Thörlerbahn

Ehemalige Schmalspurbahn in der Obersteiermark
Thörlerbahn
Kapfenberg–Au-Seewiesen
Streckenlänge:22,7 km
Spurweite:760 mm (Bosnische Spur)
0,0 Kapfenberg 509 m ü. A.
(Übergang zur Südbahn)
0,5 Kapfenberg Landesbahn
2,8 Winkl
3,9 Einöd 537 m ü. A.
5,5 Hansenhütte 551 m ü. A.
10,0 Margarethenhütte 616 m ü. A.
11,4 Thörl 630 m ü. A.
11,5 Thörler Tunnel 8,8 Meter
12,6 Aflenz zuletzt in Thörl umbenannt 642 m ü. A.

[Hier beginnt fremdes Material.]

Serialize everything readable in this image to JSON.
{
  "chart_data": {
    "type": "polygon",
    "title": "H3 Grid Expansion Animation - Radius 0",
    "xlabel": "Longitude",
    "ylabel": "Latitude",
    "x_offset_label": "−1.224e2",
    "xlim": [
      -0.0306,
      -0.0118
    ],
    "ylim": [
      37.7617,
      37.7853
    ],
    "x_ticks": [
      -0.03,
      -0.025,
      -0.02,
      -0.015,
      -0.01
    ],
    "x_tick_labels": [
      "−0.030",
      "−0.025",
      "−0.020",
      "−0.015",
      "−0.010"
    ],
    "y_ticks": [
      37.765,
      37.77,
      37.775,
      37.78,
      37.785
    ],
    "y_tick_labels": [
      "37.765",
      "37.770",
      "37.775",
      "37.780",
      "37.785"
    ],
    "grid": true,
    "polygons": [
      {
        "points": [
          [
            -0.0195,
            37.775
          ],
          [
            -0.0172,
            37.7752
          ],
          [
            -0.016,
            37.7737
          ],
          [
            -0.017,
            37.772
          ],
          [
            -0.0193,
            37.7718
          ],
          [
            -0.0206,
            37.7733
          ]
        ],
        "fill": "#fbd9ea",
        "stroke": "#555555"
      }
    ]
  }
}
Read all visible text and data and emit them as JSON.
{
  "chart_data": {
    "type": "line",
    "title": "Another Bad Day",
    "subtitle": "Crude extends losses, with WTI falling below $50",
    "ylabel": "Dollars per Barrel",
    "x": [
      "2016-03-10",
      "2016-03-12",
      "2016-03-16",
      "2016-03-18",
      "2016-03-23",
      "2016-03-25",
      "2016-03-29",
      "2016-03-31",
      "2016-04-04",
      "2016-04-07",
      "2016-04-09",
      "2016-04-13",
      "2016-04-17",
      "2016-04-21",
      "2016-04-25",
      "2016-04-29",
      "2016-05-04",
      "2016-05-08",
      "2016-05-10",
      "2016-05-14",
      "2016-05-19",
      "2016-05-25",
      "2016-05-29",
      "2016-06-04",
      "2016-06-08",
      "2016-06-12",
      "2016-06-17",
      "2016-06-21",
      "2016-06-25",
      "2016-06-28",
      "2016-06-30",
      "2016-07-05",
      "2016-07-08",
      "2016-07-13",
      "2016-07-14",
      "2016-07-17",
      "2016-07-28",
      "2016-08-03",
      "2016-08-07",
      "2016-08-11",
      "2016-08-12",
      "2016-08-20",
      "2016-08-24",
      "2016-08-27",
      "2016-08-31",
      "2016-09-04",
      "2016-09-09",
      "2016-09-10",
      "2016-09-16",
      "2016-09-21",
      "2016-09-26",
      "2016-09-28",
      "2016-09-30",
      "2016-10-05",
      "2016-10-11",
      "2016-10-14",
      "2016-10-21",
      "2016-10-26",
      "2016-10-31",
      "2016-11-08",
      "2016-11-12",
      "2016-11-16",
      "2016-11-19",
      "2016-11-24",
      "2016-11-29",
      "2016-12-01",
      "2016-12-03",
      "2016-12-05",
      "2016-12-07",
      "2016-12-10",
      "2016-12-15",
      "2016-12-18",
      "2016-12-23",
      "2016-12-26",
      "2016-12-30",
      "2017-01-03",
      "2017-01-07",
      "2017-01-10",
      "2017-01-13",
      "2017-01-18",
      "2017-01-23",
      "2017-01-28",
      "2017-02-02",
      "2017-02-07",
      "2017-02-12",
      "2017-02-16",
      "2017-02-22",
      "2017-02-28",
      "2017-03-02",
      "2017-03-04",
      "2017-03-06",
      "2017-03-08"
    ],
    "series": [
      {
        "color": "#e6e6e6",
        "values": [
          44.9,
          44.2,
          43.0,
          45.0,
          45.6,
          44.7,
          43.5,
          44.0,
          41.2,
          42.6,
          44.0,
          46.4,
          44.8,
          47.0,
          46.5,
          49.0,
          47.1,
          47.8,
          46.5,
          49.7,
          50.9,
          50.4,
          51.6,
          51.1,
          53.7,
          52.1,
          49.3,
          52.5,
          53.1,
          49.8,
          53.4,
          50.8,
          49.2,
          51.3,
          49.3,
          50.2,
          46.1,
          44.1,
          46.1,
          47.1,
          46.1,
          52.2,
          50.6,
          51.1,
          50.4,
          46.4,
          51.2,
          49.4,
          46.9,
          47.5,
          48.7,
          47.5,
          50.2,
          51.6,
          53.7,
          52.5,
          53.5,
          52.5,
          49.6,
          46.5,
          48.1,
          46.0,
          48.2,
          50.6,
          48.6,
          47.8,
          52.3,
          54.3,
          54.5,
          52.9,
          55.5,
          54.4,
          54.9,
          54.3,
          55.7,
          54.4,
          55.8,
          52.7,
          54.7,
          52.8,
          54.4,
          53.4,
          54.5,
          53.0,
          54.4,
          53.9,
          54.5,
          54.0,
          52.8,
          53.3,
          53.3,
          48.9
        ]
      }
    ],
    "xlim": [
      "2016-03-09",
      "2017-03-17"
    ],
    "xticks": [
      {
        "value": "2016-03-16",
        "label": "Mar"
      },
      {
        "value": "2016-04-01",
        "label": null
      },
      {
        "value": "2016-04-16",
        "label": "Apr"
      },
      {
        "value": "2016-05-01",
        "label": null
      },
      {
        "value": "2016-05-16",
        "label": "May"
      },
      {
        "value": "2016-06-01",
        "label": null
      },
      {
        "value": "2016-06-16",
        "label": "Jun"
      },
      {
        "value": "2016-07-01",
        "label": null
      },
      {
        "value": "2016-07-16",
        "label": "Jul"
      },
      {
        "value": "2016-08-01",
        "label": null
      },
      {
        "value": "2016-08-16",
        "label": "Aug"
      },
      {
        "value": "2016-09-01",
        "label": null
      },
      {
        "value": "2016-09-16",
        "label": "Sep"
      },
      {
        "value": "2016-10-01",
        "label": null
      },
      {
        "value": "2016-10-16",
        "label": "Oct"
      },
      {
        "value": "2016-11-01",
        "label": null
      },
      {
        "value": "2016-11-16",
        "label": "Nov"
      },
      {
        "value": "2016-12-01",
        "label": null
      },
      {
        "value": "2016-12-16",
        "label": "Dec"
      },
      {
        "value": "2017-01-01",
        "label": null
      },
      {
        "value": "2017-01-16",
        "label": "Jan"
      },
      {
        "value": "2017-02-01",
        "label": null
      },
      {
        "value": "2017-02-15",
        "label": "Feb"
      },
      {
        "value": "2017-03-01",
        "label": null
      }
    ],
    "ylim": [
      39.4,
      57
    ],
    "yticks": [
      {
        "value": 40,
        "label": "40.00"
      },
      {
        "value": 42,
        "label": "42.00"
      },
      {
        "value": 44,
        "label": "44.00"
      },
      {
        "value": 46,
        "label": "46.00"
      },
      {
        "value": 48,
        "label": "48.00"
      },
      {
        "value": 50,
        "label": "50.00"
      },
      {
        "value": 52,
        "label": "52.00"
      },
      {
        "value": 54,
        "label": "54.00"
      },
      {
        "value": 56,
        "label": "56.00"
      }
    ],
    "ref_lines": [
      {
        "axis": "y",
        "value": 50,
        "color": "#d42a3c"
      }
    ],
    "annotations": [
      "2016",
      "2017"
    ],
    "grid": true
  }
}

13,4 Wappensteinhammer 646 m ü. A.
15,2 Mitterberg
17,3 Hinterberg 686 m ü. A.
19,8 Seebach-Turnau 715 m ü. A.
22,7 Au-Seewiesen 1964 eingestellt

Die Thörlerbahn, im amtlichen Sprachgebrauch Lokalbahn Kapfenberg–Au-Seewiesen, war eine von den Steiermärkischen Landesbahnen betriebene Schmalspurbahn mit 760 mm Spurweite. Sie verband die Region um Aflenz in der Obersteiermark mit der Südbahn bei Kapfenberg.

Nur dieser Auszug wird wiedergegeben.